In the present work, the property-oriented ZPol basis set was successfully modified to yield the atomic polarizabilities of the first-row transition metals with better accuracy. The finite field ROHF results obtained for the first-row transition metal atoms show that the ZPol-A set leads to atomic polarizability results in better agreement with accurate reference data than does the standard ZPol set, while not causing any increase in the computing cost.

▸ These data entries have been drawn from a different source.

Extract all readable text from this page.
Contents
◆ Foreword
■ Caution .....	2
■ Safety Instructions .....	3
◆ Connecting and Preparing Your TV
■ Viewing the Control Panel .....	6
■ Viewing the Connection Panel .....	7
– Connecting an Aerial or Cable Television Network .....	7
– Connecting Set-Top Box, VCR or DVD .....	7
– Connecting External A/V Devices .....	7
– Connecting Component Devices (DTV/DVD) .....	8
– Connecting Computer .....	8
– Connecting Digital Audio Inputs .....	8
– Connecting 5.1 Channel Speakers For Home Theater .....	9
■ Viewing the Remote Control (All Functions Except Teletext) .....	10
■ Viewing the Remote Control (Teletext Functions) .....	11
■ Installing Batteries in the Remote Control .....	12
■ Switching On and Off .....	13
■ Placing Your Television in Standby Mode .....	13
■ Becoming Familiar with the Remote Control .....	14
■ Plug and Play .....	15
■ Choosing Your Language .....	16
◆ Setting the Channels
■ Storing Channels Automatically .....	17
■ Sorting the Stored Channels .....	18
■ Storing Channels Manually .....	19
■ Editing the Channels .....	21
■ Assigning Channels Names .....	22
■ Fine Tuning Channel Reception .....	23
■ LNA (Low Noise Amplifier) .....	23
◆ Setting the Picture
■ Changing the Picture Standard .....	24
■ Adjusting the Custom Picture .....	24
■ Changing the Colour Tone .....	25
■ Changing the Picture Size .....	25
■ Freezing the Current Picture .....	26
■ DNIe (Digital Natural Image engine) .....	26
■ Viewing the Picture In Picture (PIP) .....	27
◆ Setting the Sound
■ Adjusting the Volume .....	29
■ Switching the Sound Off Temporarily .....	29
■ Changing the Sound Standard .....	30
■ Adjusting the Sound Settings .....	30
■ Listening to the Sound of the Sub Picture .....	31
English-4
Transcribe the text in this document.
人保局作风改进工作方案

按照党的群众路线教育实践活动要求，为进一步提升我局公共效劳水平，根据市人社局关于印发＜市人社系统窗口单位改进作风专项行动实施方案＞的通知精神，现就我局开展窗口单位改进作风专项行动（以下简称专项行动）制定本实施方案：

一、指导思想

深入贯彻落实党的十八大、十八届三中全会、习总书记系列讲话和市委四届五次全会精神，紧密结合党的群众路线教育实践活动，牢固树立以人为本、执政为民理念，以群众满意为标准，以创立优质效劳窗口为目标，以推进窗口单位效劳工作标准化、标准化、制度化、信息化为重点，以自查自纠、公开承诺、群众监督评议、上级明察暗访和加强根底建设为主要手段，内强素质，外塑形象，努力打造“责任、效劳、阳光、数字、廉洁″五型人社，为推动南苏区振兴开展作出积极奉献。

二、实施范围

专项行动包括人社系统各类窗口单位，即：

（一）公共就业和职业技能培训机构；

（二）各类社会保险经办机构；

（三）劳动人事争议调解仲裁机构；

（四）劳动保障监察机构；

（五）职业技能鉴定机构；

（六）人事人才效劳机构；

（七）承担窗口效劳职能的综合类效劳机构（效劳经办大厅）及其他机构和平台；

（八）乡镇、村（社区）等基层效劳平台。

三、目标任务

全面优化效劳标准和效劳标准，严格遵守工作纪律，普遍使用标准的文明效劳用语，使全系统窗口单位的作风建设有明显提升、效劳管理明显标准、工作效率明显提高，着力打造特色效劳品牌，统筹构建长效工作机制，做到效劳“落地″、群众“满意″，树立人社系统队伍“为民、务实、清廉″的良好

Next, the ZPol-A basis set was employed in finite field CCSD(T) calculation of electric dipole moments in first-row transition metal oxides. The performance of the ZPol and ZPol-A basis sets in the calculation of electric dipole moments was very good. Both sets lead to small values of RMSE calculated with respect to the literature data [35,36], and with respect to the aug-cc-pVQZ results of the present work. Calculations performed for transition metal oxides confirmed that the ZPol-A set can be safely used in the evaluation of linear electric properties.

Finally, both basis sets were successfully employed in DFT/B3LYP calculation of the electric polarizability of porphyrin–zinc and porphyrin–zinc–thiazole complexes. Their use on the zinc atom, together with the 6-311G** basis set on other atoms, allowed us to obtain results very close to the reference values reported in this work. The differences between the results obtained using the ZPol and ZPol-A sets on the zinc atom were not large, allowing us to conclude that both sets are promising tools for calculations of electric properties in transition metal complexes. It has to be mentioned that the B3LYP functional does not include long-range corrections, and as such can lead to inaccurate results of response properties. However, this shortcoming of the B3LYP calculations becomes particularly important when theoretical results serve as predictions for experiments. The influence of long-range corrections on polarizability in the investigated porphyrin complexes will be the subject of our future study.